The key priority from Downing Street is for a minimal change that looks as if they have solved the backstop permanence problem while leaving them open to use it to build a permanent Customs Union.
On past performance, the EU is open to interpretive instruments as a way of avoiding tricky problems with treaties. An "interpretive instrument" was given to Belgium to help overcome Wallonian objections to CETA. The Dutch Government gained an interpretive instrument in a Council Conclusions annex, having voted down the EU-Ukraine agreement in a referendum. None of these made any difference.

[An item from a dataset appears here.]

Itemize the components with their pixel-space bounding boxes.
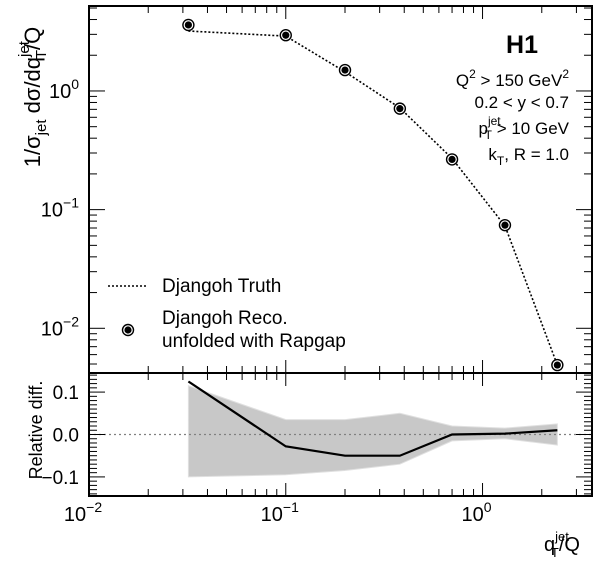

So potentially they could agree an interpretive instrument that seeks to reinterpret the review clause and add in more commitments to future trade talks. In addition to that, Cox may seek to change the Political Declaration to add new options for the Northern Irish Border based on the Malthouse Compromise.
They could even grant a modicum of treaty change – the date on the political declaration in Article 184…. Perhaps some new wording in Article 1 of the backstop setting a more manageable test.
This will then get packaged up and given a grand and meaningless name – a codicil. To add more theatre, the Attorney General will then try the same trick David Cameron tried and 'lodge it at the UN'. This has no legal importance, and does not, as with David Cameron's renegotiation, make a document a 'treaty' (see David Lidington here). So there we would have it, a legally worthless document announced with fanfare – game set and match…
Not so fast
Let's stand back a moment. The Withdrawal Agreement was defeated by 230 votes, the largest in history for a government. It was defeated for good reason. It will cost £39bn, potentially split up the UK, prevent us having a trade policy, make the UK a rule-taker for years to come and puts the ECJ in charge of rules applied to the UK, penalties and even the calculation of the £39bn.
Of this deal, the backstop is undoubtedly the worst and most permanent feature – but not the only one. Taking this into account, the Commons voted to support Sir Graham Brady's amendment that "requires the Northern Ireland backstop to be replaced with alternative arrangements to avoid a hard border".
These should be the tests we set when looking at the Attorney General's package:
- Does it replace the backstop with something reasonable? If it does not replace it, does it come to a guaranteed end in the near future or allow the UK the right of unilateral exit? If there is a technical legal way out, is it drafted in a way we think the UK Government would actually be able or willing to use it?
- Does the new agreement still tie the UK into remaining in a Customs Union / Chequers using the backstop as a means to get there? Or could a new Prime Minister be free to negotiate a genuine Free Trade Agreement?
- Taken as a whole, is what remains of the Withdrawal Agreement once the backstop is removed – essentially the £39bn for two years' negotiating time – worth the money? Is there an alternative free trade deal on the table we want and need the implementation period to negotiate and implement?